Le printemps doux et l'entrée en forte activité d'un volcan islandais au nom impossible ont ralenti les échanges commerciaux du Canada en avril.

Malgré un recul de 1% de la valeur des exportations (le deuxième d'affilée après six mois de hausse) et de 2,2% des importations, le solde commercial donne un léger excédent de 175 millions, a rapporté hier Statistique Canada.

Ce résultat est en deçà des attentes des experts, d'autant plus que l'agence fédérale a aussi révisé l'excédent de 300 millions de mars, qui devient un déficit de 200 millions.

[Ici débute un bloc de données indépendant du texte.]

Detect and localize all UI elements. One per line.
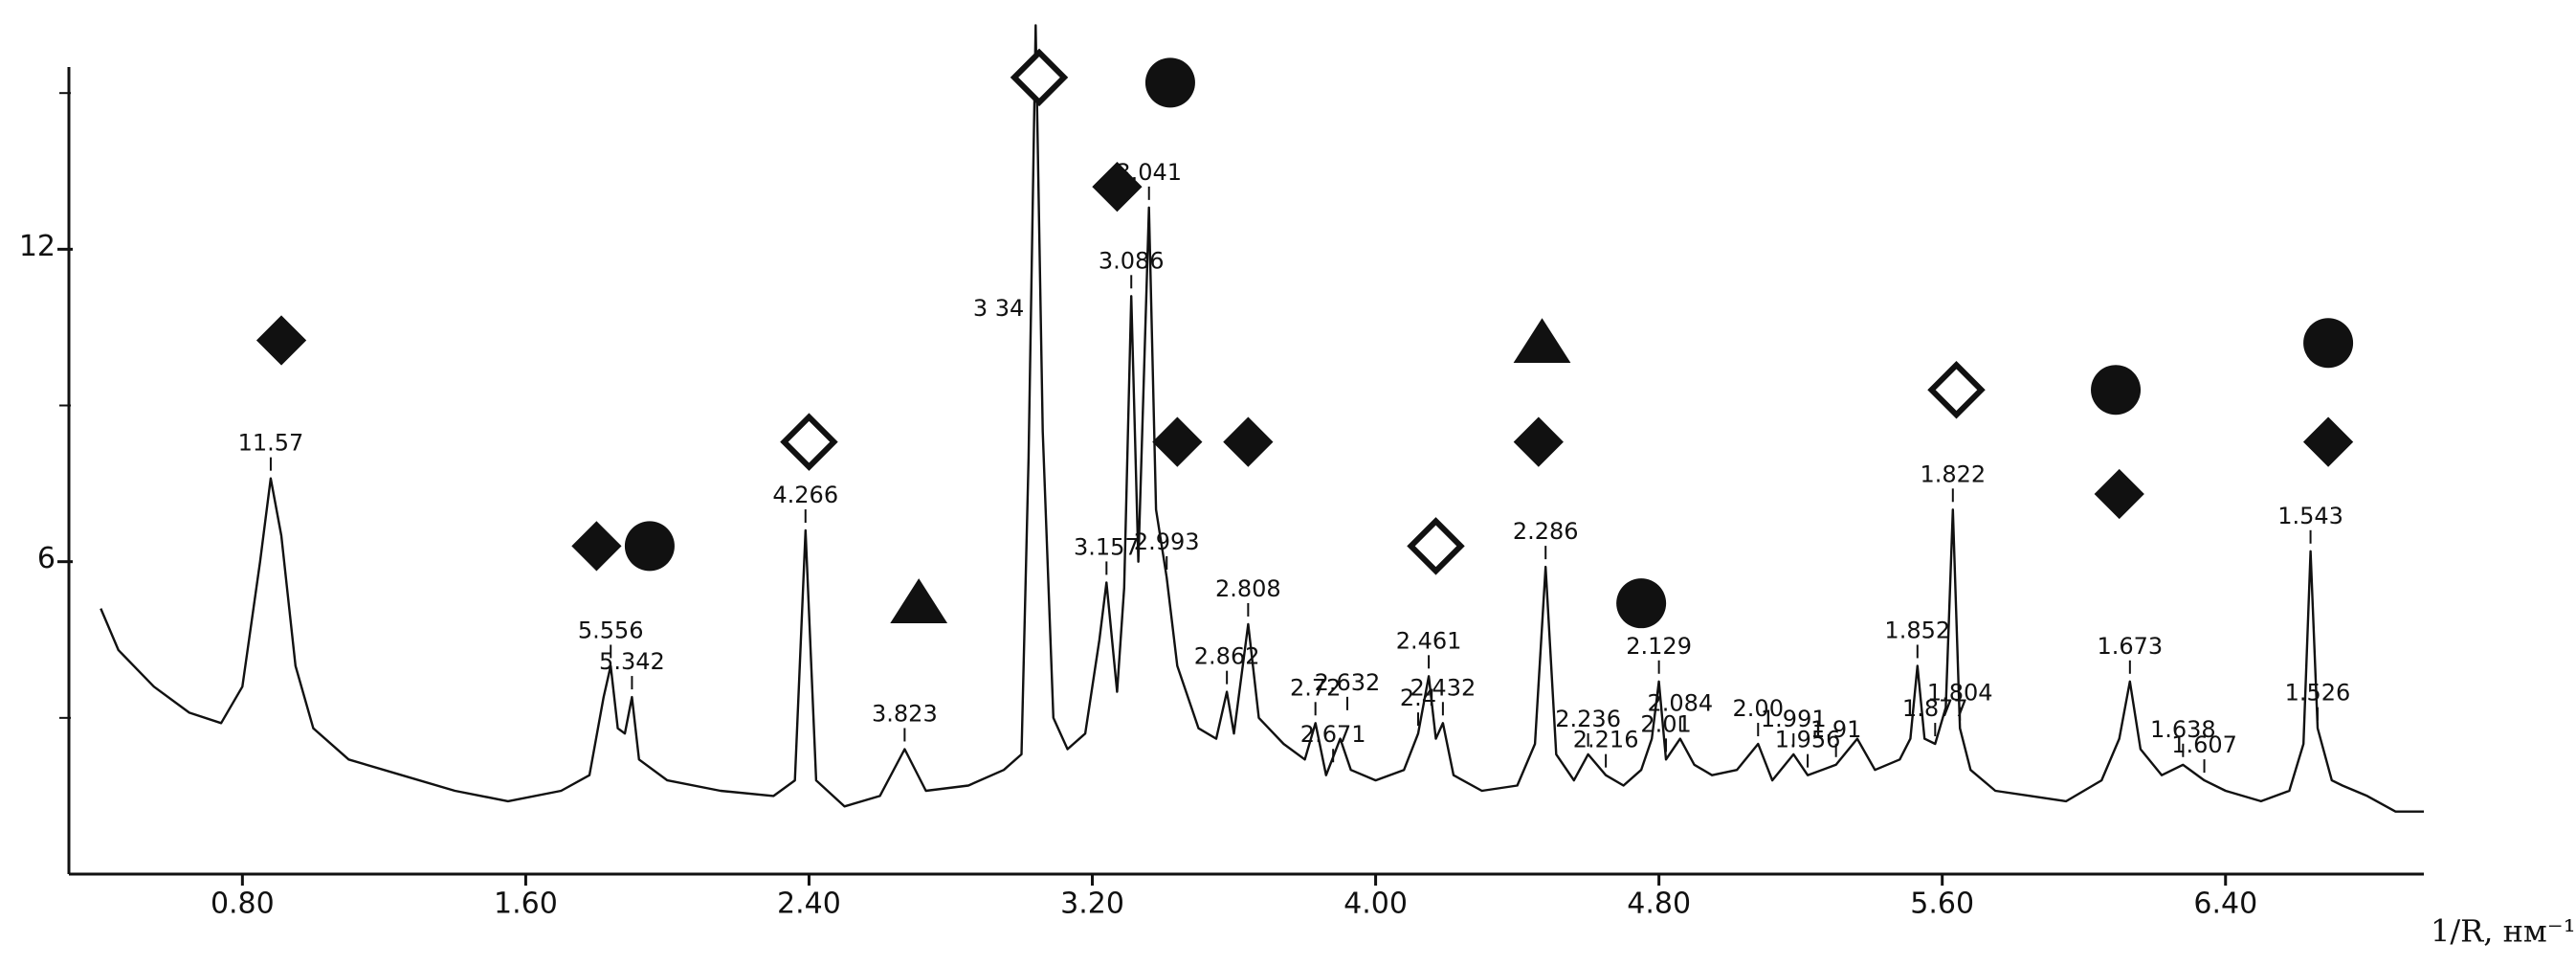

Ces chiffres décevants ont vite été comparés à ceux du solde commercial américain de biens et de services. Le déficit est passé de 40,0 milliards à 40,3 milliards de mars à avril.

Il est le solde d'une diminution plus grande des exportations que des importations. C'est le pire résultat depuis décembre 2008, ce qui laisse craindre un ralentissement de la reprise américaine puisque le commerce extérieur ne compense pas la faible demande intérieure.

Un examen plus attentif permet de croire qu'il s'agit peut-être davantage d'un hiatus circonstanciel que d'un renversement.

Les exportations canadiennes vers l'Europe ont plongé de 14,3%, de mars à avril, à cause surtout de l'interruption du trafic aérien sur l'Europe pendant plusieurs jours et d'un retour à la normale des ventes d'or au Royaume-Uni après un bond exceptionnel en mars.

Vers les États-Unis, la valeur et les volumes d'expédition de produits énergétiques ont diminué, à cause d'une baisse de la demande de gaz naturel et d'un recul plus prononcé encore de son prix.

Dans l'ensemble, les échanges canado-américains ont toutefois légèrement augmenté, de sorte que le surplus commercial avec notre principal partenaire est demeuré stable à hauteur de 3,8 milliards.

«L'amélioration de la balance commerciale en avril est attribuable aux marchandises autres que l'énergie, plus précisément aux machines et équipements, ainsi qu'aux biens industriels», note Marc Pinsonneault, économiste à la Banque Nationale. Il signale aussi que les volumes d'importations de machines et d'équipement étaient en nette hausse en avril, signe que nos entreprises ont profité de la force relative du huard pour se réoutiller.

La reprise bien ancrée

Si les volumes des exportations sont restés stables en avril, la tendance des six derniers mois affiche une nette amélioration. Cela paraît confirmer que le Canada profite de la forte reprise dans les pays émergents.

La Chine, notamment, importe davantage qu'avant la récession mondiale, depuis bientôt un an. Elle a établi en avril un nouveau record d'exportations.

La reprise mondiale paraît donc bien ancrée, malgré les déboires européens. Et même là, le Canada s'en tire assez bien. «Les exportations vers les pays de l'Union européenne, excluant le Royaume-Uni, ont été en hausse de 8,8% en avril, signale Marie-Claude Guillotte, économiste chez Valeurs mobilières Banque Laurentienne. Néanmoins, la part qu'occupe cette région dans les exportations totales demeure très faible, à environ 5% en 2009.»

En fait, l'Europe ne représente plus que 14% du produit intérieur mondial et sa croissance a été anémique au cours de la dernière décennie. La reprise actuelle peut se poursuivre sans elle «surtout grâce à la puissante poussée des marchés émergents», notent Douglas Porter et Benjamin Reitzes, de BMO Marchés des capitaux.

Le défi pour le Canada reste donc de se lancer à la conquête de ces marchés et d'améliorer le bilan de ses échanges commerciaux dans le secteur des services, selon le Conference Board du Canada.

«Bien que le Canada profite de certains secteurs clairement vigoureux sur le marché mondial, il se trouve aussi face à des concurrents exceptionnellement féroces et ne peut plus compter sur un dollar faible ou la proximité du marché américain, note Glen Hodgson, son économiste en chef. C'est pourquoi il doit concentrer ses efforts en matière de politiques commerciales.»

Cela exigera une collaboration plus étroite encore entre Ottawa, les capitales provinciales et le monde des affaires.